What is the context window for Gemini 3.5 Flash?
Gemini 3.5 Flash supports a 2 million token context window — one of the largest available from any model in 2026. This means you can process entire codebases, long research documents, or hours of transcribed audio in a single prompt without truncation. This 2M context is available on the free tier, not just paid plans.
How does Gemini 3.5 Flash compare to Claude Sonnet 4.6?
Gemini 3.5 Flash leads Claude Sonnet 4.6 on MCP Atlas (83.6% vs 79.1%) and costs roughly half as much via API ($1.50 vs $3.00 per million input tokens). Claude Sonnet 4.6 leads on SWE-Bench Verified software engineering tasks (79.6%). For general agentic work and cost efficiency, Gemini 3.5 Flash wins; for deep coding tasks, Claude holds an edge.

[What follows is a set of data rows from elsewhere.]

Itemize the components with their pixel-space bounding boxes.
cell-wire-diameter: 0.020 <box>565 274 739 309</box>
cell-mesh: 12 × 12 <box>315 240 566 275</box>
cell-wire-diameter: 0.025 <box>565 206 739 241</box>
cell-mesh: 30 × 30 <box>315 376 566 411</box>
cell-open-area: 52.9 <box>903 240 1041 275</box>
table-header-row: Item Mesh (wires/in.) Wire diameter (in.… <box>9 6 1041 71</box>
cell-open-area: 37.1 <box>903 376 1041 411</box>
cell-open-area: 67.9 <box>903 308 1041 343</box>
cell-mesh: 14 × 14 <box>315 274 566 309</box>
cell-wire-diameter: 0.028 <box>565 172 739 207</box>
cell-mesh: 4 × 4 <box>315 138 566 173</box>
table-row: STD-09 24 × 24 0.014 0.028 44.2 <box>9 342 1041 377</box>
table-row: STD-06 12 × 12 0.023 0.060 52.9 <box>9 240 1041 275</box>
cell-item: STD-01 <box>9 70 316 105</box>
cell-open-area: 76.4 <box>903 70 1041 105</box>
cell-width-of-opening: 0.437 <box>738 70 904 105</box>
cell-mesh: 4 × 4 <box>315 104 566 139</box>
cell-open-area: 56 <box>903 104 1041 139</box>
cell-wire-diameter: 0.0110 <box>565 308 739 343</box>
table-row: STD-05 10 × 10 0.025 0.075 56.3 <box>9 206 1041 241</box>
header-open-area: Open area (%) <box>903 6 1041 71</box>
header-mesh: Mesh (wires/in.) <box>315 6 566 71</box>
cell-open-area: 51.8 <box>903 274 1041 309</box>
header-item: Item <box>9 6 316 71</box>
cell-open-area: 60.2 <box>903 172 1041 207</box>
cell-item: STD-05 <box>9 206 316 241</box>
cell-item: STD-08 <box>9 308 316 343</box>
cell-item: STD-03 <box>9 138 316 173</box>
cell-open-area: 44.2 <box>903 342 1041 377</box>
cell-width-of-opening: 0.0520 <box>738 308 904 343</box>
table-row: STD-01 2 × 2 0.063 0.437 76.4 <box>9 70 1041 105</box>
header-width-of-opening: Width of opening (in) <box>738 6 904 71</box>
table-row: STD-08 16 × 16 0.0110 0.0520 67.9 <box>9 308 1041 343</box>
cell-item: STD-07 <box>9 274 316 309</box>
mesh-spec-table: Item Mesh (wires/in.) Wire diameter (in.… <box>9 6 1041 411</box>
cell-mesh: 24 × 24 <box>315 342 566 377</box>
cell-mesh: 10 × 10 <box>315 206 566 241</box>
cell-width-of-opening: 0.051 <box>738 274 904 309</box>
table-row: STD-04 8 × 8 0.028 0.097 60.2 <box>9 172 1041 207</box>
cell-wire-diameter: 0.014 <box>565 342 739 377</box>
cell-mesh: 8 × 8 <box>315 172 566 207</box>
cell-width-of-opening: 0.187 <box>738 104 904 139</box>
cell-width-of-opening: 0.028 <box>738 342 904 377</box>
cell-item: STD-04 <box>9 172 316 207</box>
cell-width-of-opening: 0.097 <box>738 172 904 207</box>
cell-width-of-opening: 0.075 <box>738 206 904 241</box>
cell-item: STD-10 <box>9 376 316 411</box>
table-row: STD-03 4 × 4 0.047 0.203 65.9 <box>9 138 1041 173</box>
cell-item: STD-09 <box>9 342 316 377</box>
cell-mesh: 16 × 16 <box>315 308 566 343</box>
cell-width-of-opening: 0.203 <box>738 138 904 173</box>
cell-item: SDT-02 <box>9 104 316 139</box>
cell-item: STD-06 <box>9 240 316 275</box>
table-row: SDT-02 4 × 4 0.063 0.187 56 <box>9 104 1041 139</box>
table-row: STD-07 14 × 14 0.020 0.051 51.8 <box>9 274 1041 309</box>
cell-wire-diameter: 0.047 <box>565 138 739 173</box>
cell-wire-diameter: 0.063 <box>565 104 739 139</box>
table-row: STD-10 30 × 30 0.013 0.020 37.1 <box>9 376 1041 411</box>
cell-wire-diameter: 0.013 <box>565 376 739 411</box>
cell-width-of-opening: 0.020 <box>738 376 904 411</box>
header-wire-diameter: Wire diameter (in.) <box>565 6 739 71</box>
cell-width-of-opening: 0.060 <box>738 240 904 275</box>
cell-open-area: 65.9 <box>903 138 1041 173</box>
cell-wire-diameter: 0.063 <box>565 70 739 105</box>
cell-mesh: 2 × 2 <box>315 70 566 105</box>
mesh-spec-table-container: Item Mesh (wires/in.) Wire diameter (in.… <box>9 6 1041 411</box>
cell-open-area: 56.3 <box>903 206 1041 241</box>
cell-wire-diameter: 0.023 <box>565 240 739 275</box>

Does Gemini 3.5 Flash replace Gemini 3.1 Pro?
In practical terms, yes. Gemini 3.5 Flash outperforms Gemini 3.1 Pro on coding and long-horizon agentic benchmarks while being faster and cheaper. Google has positioned it as the new performance baseline for the 3.5 family. Gemini 3.5 Pro is still in testing and expected as a paid-tier model in June 2026 for even more demanding tasks.
What is the API pricing for Gemini 3.5 Flash?
Via the Google AI API, Gemini 3.5 Flash is priced at $1.50 per million input tokens — roughly half the cost of Claude Sonnet 4.6 at $3.00 per million. The free tier in Google AI Studio gives developers 60 requests per minute at no cost, making it one of the most accessible options for building and prototyping AI applications in 2026.